Dr. Amy Sisson, Yolo County’s public health officer, told the Board of Supervisors that COVID‑19 continues to circulate but at low levels locally while influenza A, respiratory syncytial virus (RSV) and norovirus are currently widespread. She also briefed supervisors on the state’s avian influenza (H5N1) situation and recommended precautions for people working with poultry, dairy cattle or wild birds.
Sisson said wastewater levels of SARS‑CoV‑2 in Yolo County have been “unseasonably low” since last summer.

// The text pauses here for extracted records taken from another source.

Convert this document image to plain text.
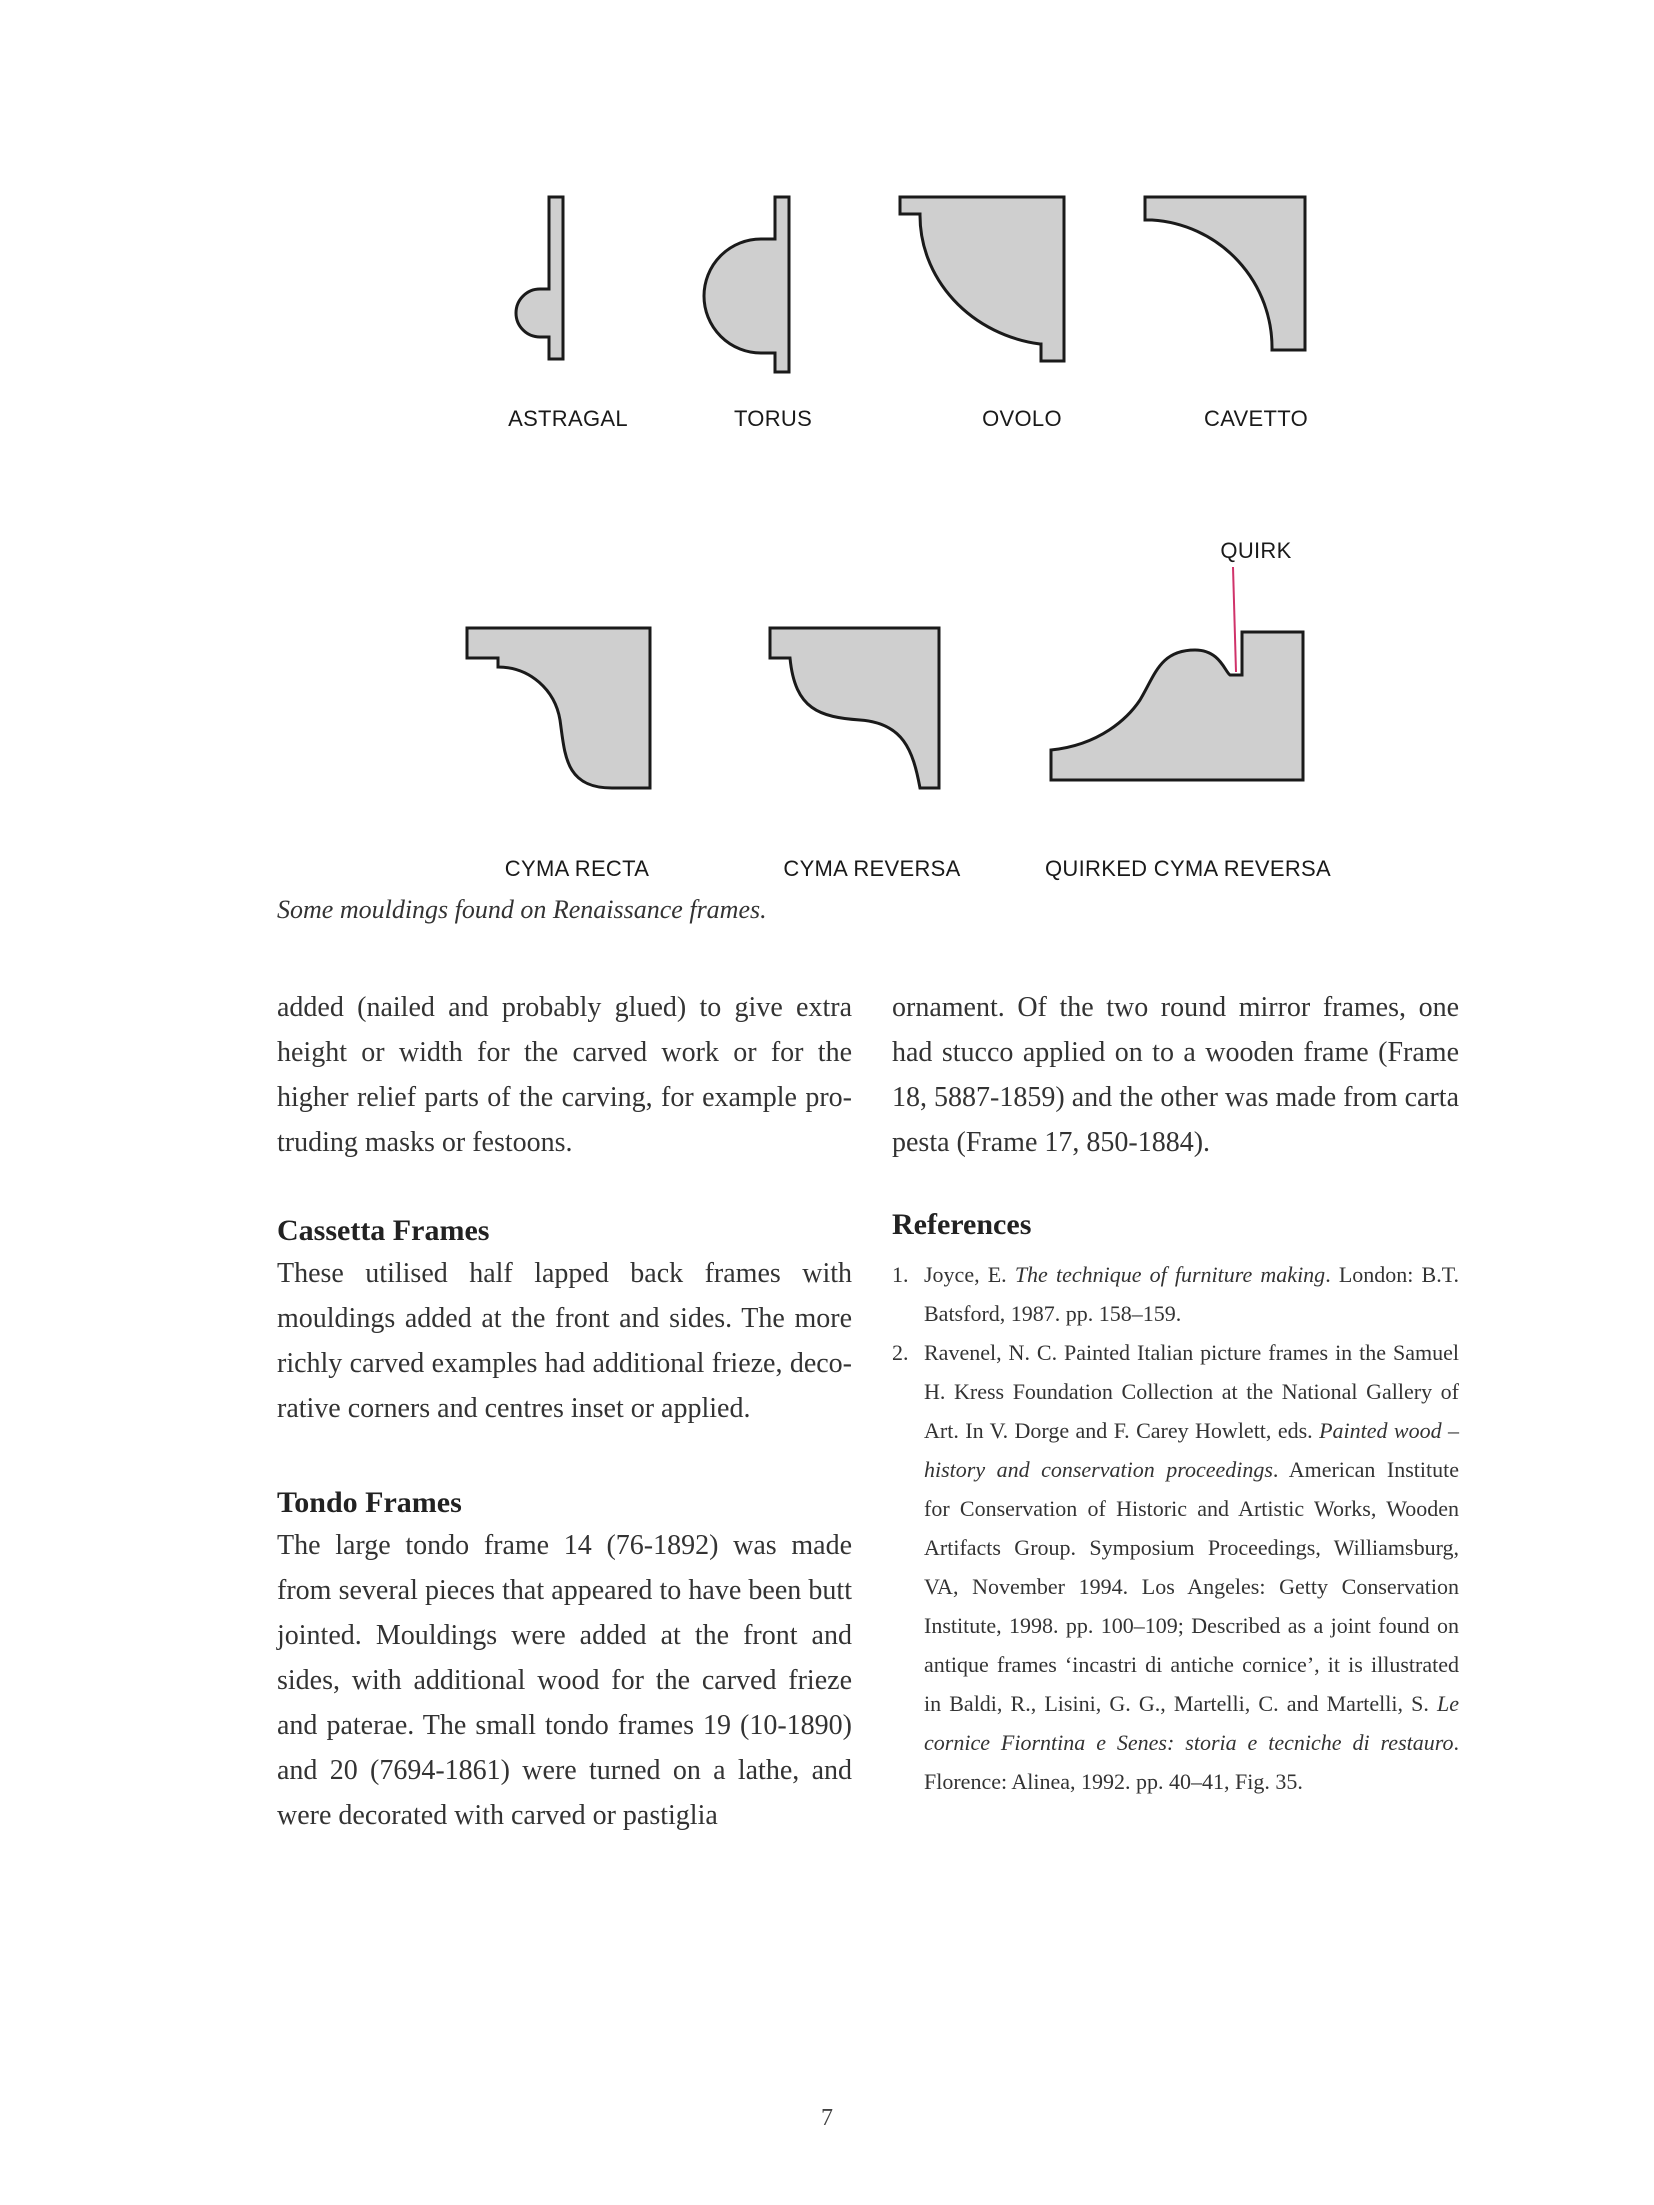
ASTRAGAL	TORUS	OVOLO	CAVETTO
QUIRK
CYMA RECTA	CYMA REVERSA	QUIRKED CYMA REVERSA
Some mouldings found on Renaissance frames.

added (nailed and probably glued) to give extra height or width for the carved work or for the higher relief parts of the carving, for example protruding masks or festoons.

Cassetta Frames

These utilised half lapped back frames with mouldings added at the front and sides. The more richly carved examples had additional frieze, decorative corners and centres inset or applied.

Tondo Frames

The large tondo frame 14 (76-1892) was made from several pieces that appeared to have been butt jointed. Mouldings were added at the front and sides, with additional wood for the carved frieze and paterae. The small tondo frames 19 (10-1890) and 20 (7694-1861) were turned on a lathe, and were decorated with carved or pastiglia

ornament. Of the two round mirror frames, one had stucco applied on to a wooden frame (Frame 18, 5887-1859) and the other was made from carta pesta (Frame 17, 850-1884).

References
1. Joyce, E. The technique of furniture making. London: B.T. Batsford, 1987. pp. 158–159.
2. Ravenel, N. C. Painted Italian picture frames in the Samuel H. Kress Foundation Collection at the National Gallery of Art. In V. Dorge and F. Carey Howlett, eds. Painted wood – history and conservation proceedings. American Institute for Conservation of Historic and Artistic Works, Wooden Artifacts Group. Symposium Proceedings, Williamsburg, VA, November 1994. Los Angeles: Getty Conservation Institute, 1998. pp. 100–109; Described as a joint found on antique frames ‘incastri di antiche cornice’, it is illustrated in Baldi, R., Lisini, G. G., Martelli, C. and Martelli, S. Le cornice Fiorntina e Senes: storia e tecniche di restauro. Florence: Alinea, 1992. pp. 40–41, Fig. 35.
7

She urged residents to get the updated 2024‑25 COVID vaccine, which she said reduces emergency‑department and hospitalization risk and can be co‑administered with seasonal influenza vaccine.
On other respiratory pathogens, Sisson said influenza A and RSV are at high levels in local wastewater and that norovirus has caused school outbreaks; norovirus is not killed by hand sanitizer, she noted, so handwashing is critical for that pathogen.
On avian influenza, Sisson summarized state data: H5N1 has been detected in wild birds and, since 2024, in commercial poultry and dairy cows in California. She said more than 700 dairies in the state reported infections in cattle and that nearly 23 million birds in commercial flocks have been affected in the national outbreak. California has reported 37 human H5N1 infections, most among dairy workers; Sisson said none of those California cases had required hospitalization and there is no evidence of sustained human‑to‑human transmission.
Sisson described the public health concern: influenza viruses can reassort when a host is co‑infected by seasonal influenza and an avian strain, potentially creating a novel virus with human‑to‑human transmissibility. To reduce that possibility she recommended seasonal influenza vaccination to lower the chance of co‑infection, avoiding raw milk and raw dairy products (pasteurization kills the virus), and using personal protective equipment — including eye protection and N95 respirators — when handling poultry, dairy cows or wild birds.
Sisson said local public health is monitoring wastewater for H5 signals, that hospitals are sending flu specimens for subtyping, and that the department can provide antivirals and PPE to operators on request. She also noted the federal and state availability of free COVID tests and described county vending machines that distribute free tests and other health supplies.
During board Q&A, supervisors asked about raw milk risks and consumer warnings, whether cooked meat poses a risk (Sisson: properly cooked meat and pasteurized dairy products are not sources of infection), and testing and treatment pathways for suspected avian influenza cases. Sisson said providers should consider bird‑flu testing for patients with compatible symptoms and animal exposure and that public health can help arrange testing and antivirals when clinically indicated.
Ending: Sisson urged residents to get seasonal flu and COVID vaccines, avoid raw dairy, use handwashing to prevent norovirus and follow workplace masking guidance after COVID infection when returning to work.